# hot to get into shows to participate



## blush (Feb 10, 2007)

Um, you really shouldn't be taking a horse that young into a show yet. Wait until they're about 4. Their mind isn't mature enough to handle a show atmosphere. 

Have you broken your horse yet and what type of showing are you planning to do?


----------



## mommadog1956 (Nov 6, 2006)

IF he is broke, at least to halter and lead, then you could enter him in a halter class or showmanship at halter. that wouldn't be a problem with his age.

then again, if he is broke and de-sensitized to all kinds of things, you could even enter him in fun shows/playdays. those are little shows that are huge competition things. we are having one in a couple of weeks where i live and it is just for fun and the experience of getting our horses around other horses and noises, etc.

there are plenty of 2 yr olds out there competing in all kinds of events!!!!! the older the better though, as it gives them a little more time to mature and get settled. 
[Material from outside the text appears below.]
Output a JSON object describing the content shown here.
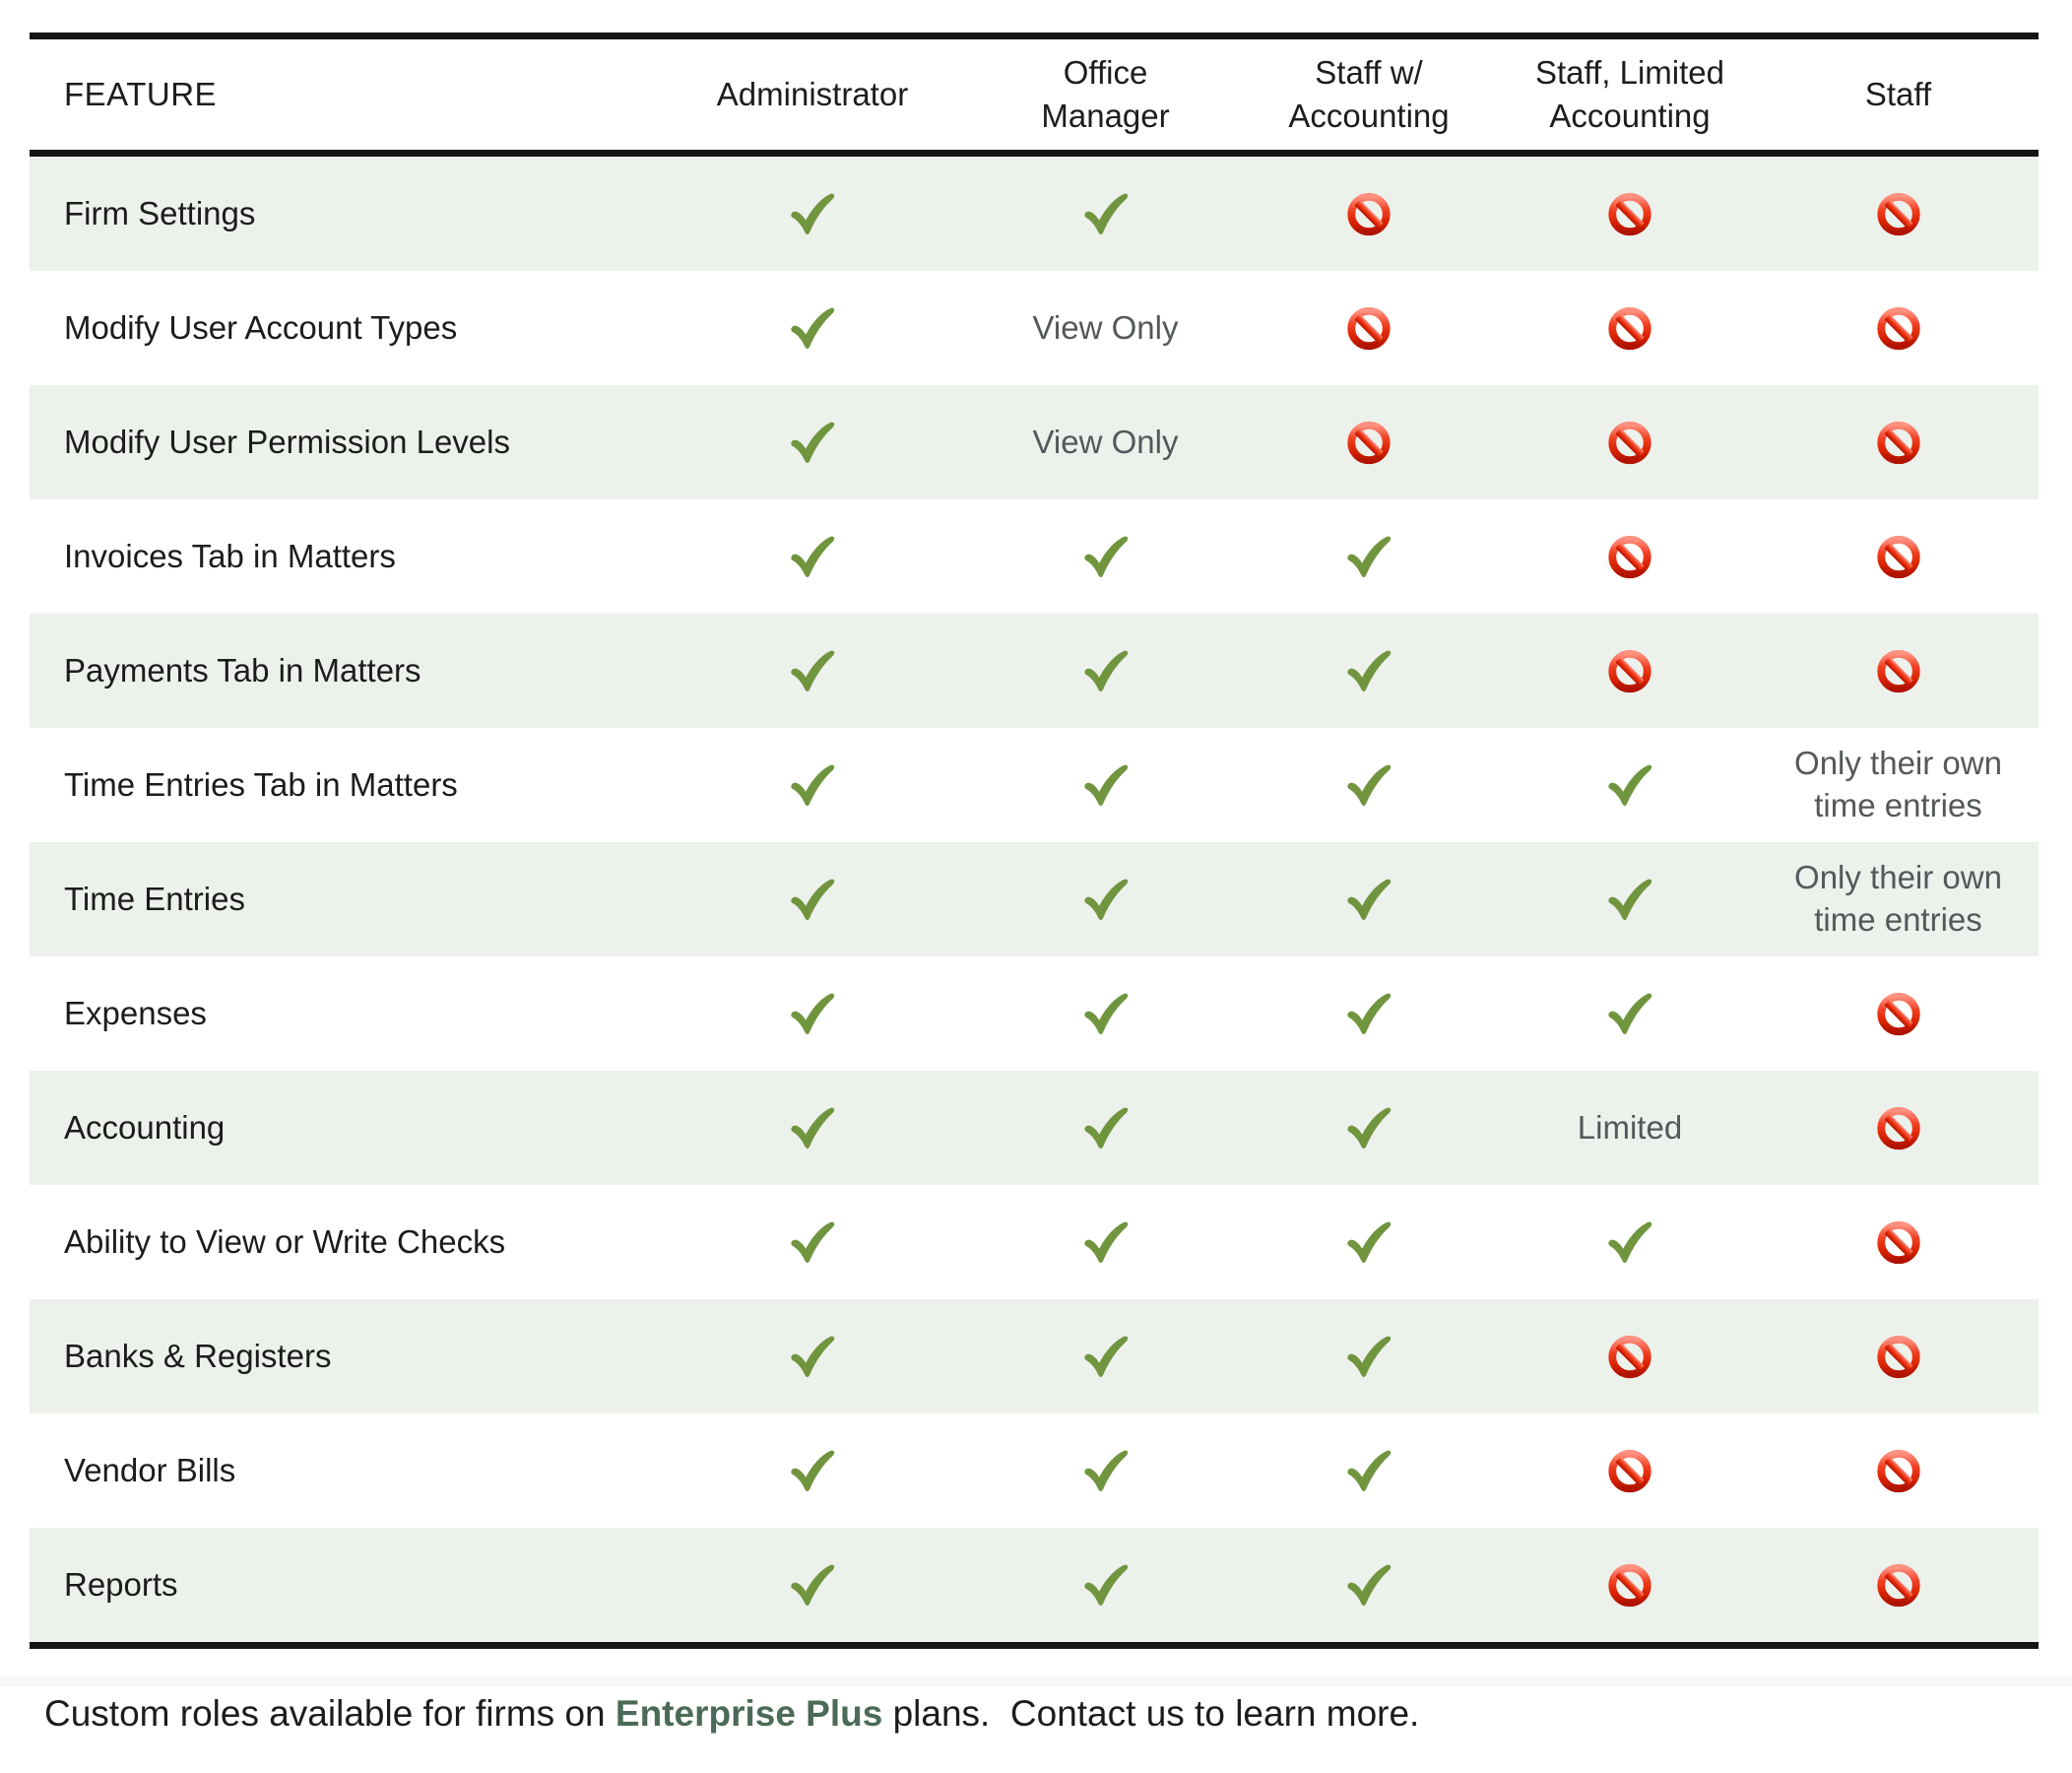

just check around your area, feed stores, tack shops, etc. there should be flyers put up there, that are announcing fun shows/playdays.


----------



## proeventer (Feb 25, 2007)

i live in uk so i dont no if the classes in the US are different but if hes 2 you know you can go in youngstock we call it inhand if you call it halter i dunno. obviously coloured classes aswell i would look in your newspaper or on the internet to find out where abouts in your area shows are held and what classes will be on


----------